I thank the witnesses for coming in this afternoon and for always making themselves available to answer questions. It is very welcome. The witnesses have said that CervicalCheck is a decent programme for an organised screening programme. That is true. I am more than happy to say that I am a beneficiary of that programme in more ways than one and am grateful for it in many respects. When this issue first came to light, many disrespectful comments were directed at the women who use the service, implying that we did not understand that it was a screening service or that we thought it was diagnostic. We did not think that, because most of us speak to our doctors. We are adults, otherwise we would not be having the test in the first place. The problems lay in the withholding of information, which is a fundamental aspect of this report.
It strikes me that Dr. Scally's job in chasing down where the issues were would have been much easier if those laboratories had been based here in Ireland. The decision to outsource the testing was political rather than clinical, according to the Academy of Clinical Science and Laboratory Medicine, which never advised it. In fact, the opposite is true, in that it sought a small amount of investment from the Government at the time to upskill labs and make them fit for purpose in order that we could continue to test here. That is not to say that the same issues regarding withholding information would not have occurred here. That may have still been an issue but we would have had the capacity to cite the laboratories and find out exactly where the tests were. Many women were concerned when they found out first that there was outsourcing, which was bad enough, but that the tests were then re-outsourced and in some instances even re-outsourced again. That is worrying. I refer to page 36 of Dr. Scally's supplementary report, which states:
The NCSS specifically stated that they would ‘not be supportive of this aspect of the plan ’, but when issuing a new request for tender later in the same year, the NCSS reduced the focus on capacity by almost eliminating it from the scoring despite these issues having occurred.

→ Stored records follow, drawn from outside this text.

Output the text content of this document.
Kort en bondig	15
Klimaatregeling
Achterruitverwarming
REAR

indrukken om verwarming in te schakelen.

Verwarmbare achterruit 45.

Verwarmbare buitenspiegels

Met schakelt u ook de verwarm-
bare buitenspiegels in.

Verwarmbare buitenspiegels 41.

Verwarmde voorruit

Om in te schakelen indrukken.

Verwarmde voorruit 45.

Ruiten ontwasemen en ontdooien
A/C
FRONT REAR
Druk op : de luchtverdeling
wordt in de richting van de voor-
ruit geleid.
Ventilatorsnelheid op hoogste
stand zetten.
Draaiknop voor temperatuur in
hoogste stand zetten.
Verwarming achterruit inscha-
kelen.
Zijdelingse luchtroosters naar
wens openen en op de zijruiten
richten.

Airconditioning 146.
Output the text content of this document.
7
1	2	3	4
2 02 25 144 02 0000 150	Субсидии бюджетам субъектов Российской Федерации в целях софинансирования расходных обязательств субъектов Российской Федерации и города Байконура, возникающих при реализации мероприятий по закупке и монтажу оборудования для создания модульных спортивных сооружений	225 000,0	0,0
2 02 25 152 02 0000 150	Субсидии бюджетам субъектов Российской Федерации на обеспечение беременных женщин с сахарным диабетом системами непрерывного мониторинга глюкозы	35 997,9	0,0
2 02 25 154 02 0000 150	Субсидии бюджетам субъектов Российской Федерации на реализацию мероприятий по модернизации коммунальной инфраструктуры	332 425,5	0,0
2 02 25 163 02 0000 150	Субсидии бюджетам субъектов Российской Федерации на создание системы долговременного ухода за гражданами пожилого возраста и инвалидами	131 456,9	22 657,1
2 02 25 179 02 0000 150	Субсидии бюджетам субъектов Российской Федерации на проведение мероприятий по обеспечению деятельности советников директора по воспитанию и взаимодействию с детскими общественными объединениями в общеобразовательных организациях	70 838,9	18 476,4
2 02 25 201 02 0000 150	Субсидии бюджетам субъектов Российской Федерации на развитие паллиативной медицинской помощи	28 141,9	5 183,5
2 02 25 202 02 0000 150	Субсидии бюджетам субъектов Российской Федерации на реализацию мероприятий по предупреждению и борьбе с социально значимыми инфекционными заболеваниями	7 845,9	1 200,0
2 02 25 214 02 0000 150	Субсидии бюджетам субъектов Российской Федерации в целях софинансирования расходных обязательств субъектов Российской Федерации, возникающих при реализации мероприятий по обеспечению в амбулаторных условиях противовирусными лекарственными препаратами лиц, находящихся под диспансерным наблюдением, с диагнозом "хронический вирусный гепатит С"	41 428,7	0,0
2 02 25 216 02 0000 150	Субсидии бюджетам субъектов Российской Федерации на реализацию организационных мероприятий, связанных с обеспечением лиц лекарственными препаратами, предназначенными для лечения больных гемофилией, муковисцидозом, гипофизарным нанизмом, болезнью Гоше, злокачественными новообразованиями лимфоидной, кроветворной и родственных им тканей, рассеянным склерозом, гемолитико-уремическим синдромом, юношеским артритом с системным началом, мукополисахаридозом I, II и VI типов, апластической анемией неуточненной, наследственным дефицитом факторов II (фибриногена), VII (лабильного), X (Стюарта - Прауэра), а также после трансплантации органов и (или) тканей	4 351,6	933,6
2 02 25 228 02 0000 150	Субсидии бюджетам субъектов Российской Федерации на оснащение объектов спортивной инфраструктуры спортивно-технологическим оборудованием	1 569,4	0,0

The report also shows that quality assurance declined from a 25% weighting in 2008 to a 15% weighting by 2012. That is screening on the cheap, to use layman's terms. It reduces the emphasis on quality and capacity and increases the emphasis on price. CervicalCheck was chasing down costs and was not keeping a close eye on quality. My understanding is that site visits for quality assurance purposes were not conducted. That is clear, because if they had been conducted we would have known where the sites were. I asked Dr. Scally about this when we met previously, but I am interested in why price reductions were pursued instead of quality and capacity. The outsourcing of the tests occurred because we were told there was a capacity issue at the time. That could have been dealt with here in this State but was not, and was then outsourced for that reason. Are the witnesses confident that, when the television cameras are shut off, a heavier emphasis on quality will now prevail, in order to ensure this does not happen again? Could they also offer a view as to who was driving the agenda?